Cheese prices lifted last week as government-induced demand brought bids to the spot session where they were met with limited offers. After a slight block market decline on Monday, prices raced higher to eclipse the $2 per pound mark on Thursday and settle up 29.75 cents on Friday (Friday’s settlement of $2.1250 was the highest since July 31) versus the prior week. Barrels finished the week 27 cents higher versus the prior Friday. There were minimal trades into the back half of the week when most of the price increases happened, with sellers unwilling to let cheese go to buyers with voracious appetites to purchase product. The extra $1 billion in government funding to the Farmers to Families Food Box program has pushed prices higher as contractors compete to procure product. In addition, end users are ensuring they have ample supply to meet upcoming Q4 demand, with some buyers still short after delaying summer purchases due to record high values. It is not likely that cheese prices will race sharply higher, but values should be supported overall in the near term. Bearish factors include weaker foodservice demand and the residual impacts of closed schools, minimal travel, and reduced fans at sporting events. Raw milk is ample for cheese vats as farmers increase production well above prior year levels and Class I demand remains slower due to closed schools.
The wheat complex was weaker overnight, following an upward trend on Dec Spring Wheat for three weeks leading into today’s sell-off.
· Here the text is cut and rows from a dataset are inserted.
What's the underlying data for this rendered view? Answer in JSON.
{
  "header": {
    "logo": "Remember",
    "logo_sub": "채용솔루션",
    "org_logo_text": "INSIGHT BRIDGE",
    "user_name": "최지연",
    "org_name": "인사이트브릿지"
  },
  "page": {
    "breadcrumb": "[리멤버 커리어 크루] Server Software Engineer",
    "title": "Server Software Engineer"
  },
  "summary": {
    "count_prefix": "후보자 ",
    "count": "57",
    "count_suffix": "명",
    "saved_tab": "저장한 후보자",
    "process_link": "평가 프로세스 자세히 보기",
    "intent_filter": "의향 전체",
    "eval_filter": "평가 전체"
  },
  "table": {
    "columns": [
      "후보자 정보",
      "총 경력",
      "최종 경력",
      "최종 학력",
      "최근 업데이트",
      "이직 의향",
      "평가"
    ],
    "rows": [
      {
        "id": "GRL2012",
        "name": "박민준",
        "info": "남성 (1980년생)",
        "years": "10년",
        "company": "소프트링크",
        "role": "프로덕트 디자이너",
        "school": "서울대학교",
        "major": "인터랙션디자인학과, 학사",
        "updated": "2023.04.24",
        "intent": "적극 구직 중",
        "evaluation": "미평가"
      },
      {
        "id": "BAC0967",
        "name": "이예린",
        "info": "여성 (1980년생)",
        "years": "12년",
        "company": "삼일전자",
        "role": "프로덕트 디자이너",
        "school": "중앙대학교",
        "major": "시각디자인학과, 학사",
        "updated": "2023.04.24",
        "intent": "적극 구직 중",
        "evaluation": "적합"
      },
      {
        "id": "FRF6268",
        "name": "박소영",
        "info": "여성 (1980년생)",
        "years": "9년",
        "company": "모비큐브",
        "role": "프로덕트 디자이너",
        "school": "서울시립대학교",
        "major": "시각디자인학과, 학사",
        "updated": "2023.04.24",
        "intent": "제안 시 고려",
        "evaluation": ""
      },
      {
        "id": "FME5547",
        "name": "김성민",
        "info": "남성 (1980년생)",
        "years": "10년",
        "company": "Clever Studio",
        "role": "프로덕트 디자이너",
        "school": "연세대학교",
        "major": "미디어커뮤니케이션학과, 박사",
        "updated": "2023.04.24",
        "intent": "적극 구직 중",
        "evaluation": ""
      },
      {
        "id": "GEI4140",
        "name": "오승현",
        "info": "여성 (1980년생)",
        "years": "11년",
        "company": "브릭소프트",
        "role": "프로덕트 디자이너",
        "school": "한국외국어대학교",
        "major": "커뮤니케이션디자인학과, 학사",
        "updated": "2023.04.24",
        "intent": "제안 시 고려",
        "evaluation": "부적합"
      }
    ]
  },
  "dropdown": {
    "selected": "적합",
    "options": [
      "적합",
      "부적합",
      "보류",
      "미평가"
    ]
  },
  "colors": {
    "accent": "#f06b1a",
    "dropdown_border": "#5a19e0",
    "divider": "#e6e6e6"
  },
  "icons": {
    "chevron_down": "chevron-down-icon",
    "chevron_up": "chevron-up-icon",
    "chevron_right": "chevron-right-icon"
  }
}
Spring wheat harvest is slightly delayed at 69% week ending August 30, versus the five-year average of 77% complete. North Dakota and Washington are dragging down the average but further delays are not anticipated as weather threats have subsided. The North Dakota Wheat Commission in its weekly crop progress summary issued Sept. 2 stated that there appears to be a wide variance in yield outcome depending on planting date and moisture received during the growing season (later seeded fields were faring better).